Le cadre de Welcomme illustre une séquence historique, qui tend á s'accélérer et dans laquelle les mesures de lutte contre les inondations et la construction de barrages transforment les systèmes fluviaux. La transformation de la pêche traditionnelle dans le cours des fleuves est encore plus dynamique. Il y a trente ans encore, les systèmes fluviaux de Welcomme, légèrement modifiés, auraient été essentiellement associés á la pêche traditionnelle. Il n'en est plus ainsi, la grande majorité des pêcheurs autochtones et immigrants, au long des fleuves, ayant intensifié leur production pour répondre á la demande. Dans toutes les zones tropicales, ces transformations modifient la nature des stocks multispécifiques, tout en réduisant les captures par unité d'effort. Ce qu'il importe d'élaborer désormais, c'est un cinquième stade, où les communautés de pêcheurs travaillent en liaison étroite avec les institutions publiques et autres, en vue d'un aménagement rationnel des ressources ichtyologiques, dans l'intérêt non pas seulement de la production, mais aussi de l'emploi, et d'un niveau de vie amélioré. Il est malaisé d'imaginer que de telles stratégies pourraient être couronnées de succès á défaut d'une puissante participation locale d'une part et, de l'autre, d'une limitation du droit d'accès, strictement appliquée par les gouvernements sur le plan local.

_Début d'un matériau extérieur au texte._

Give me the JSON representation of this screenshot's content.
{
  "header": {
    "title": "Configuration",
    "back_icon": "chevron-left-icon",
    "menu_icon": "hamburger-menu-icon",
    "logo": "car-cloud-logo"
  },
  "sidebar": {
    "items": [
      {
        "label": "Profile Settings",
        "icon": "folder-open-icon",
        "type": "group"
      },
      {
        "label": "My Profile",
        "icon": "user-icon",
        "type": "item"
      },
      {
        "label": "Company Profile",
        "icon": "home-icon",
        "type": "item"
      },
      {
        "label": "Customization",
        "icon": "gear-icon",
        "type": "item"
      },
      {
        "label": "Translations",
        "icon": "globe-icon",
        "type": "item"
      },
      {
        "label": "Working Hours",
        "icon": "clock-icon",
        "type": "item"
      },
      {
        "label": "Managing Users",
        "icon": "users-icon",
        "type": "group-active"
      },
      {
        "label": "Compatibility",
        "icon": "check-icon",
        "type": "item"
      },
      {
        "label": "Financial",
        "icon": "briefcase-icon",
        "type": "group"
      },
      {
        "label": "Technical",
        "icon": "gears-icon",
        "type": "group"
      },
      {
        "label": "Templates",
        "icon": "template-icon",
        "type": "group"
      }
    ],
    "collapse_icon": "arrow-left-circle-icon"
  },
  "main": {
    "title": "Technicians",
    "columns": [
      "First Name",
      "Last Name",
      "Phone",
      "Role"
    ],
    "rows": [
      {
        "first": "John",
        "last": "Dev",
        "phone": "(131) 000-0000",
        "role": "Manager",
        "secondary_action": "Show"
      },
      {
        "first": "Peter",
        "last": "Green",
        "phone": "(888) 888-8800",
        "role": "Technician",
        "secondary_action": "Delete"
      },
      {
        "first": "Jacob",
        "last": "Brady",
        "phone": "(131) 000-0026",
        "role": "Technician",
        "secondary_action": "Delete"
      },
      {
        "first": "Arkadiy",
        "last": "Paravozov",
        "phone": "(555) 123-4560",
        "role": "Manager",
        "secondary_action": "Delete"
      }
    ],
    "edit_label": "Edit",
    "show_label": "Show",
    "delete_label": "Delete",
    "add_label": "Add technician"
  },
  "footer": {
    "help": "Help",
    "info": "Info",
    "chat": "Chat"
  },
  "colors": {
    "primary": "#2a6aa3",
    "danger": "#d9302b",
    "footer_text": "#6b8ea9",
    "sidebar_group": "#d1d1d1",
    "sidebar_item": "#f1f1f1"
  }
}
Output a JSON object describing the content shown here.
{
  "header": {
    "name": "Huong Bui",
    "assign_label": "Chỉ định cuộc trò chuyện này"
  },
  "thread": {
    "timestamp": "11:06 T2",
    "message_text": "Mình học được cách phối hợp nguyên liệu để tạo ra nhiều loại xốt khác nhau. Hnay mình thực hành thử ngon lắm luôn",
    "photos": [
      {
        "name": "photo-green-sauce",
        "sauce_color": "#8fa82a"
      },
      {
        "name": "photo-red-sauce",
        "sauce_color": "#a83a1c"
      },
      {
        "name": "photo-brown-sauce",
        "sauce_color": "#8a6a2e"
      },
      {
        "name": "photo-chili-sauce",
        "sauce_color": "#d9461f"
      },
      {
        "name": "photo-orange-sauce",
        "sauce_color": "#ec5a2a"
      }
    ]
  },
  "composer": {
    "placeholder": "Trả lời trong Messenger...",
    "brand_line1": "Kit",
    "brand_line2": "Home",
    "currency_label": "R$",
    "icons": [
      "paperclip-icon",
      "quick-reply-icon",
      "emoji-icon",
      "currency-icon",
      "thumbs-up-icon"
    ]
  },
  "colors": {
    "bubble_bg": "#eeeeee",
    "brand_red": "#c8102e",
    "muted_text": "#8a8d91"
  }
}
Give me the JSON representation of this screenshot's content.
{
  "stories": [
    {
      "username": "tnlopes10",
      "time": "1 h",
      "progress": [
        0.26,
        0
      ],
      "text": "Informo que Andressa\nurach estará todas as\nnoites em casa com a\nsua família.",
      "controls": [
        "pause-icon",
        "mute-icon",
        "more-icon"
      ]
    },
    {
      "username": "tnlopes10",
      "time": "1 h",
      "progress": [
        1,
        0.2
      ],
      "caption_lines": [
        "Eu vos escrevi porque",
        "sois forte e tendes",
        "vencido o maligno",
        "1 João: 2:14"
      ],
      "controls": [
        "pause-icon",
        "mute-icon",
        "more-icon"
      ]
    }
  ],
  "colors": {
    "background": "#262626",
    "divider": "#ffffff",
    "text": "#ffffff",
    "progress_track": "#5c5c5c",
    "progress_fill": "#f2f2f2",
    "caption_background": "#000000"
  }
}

Un certain nombre de problèmes, tant locaux qu'exogènes, menacent la fiabilité des pêcheries fluviales. Il convient de citer notamment á cet égard: 1) la surexploitation de certains stocks de poissons par les pêcheurs commerciaux locaux; 2) la pression accrue exercée sur la capacité de pêche par l'immigration d'étrangers et l'usurpation par des pêcheurs autres que les autochtones et 3) les modifications de l'environnement de nature á réduire la productivité des pêcheries par suite de a) la construction de barrages et de canaux d'irrigation; b) la pollution des pêcheries d'origine agricole et industrielle et c) la mise en exploitation des biefs amont et des forêts dans les plaines d'inondation, á des fins agricoles et autres, ou pour la production de bois de chauffage.
Welcomme récapitule les indices de surexploitation pour tous les types de pêche fluviale á la fin des années soixante-dix en précisant que les exemples précis de surpêche au niveau de la communauté de pêcheurs sont rares, et, lorsqu'il y a des indices, ceux-ci sont souvent liés á des variables mésologiques ou á d'autres interventions humaines. Toutefois, l'exploitation massive est de nature à accélérer la régression en réduisant la résistance des stocks de poisson aux modifications d'autres origines. L'auteur conclut que l'aptitude des communautés (de poisson) fluviatiles á supporter une exploitation poussée est très grande, la plupart des systèmes étant encore exploités á un niveau raisonnable. Toutefois, certains stocks individuels sont vulnérables et risquent de disparaître. En outre, lorsque les pressions environnementales viennent s'ajouter á la pression par pêche, on risque un effondrement de la pêcherie (1979: 225).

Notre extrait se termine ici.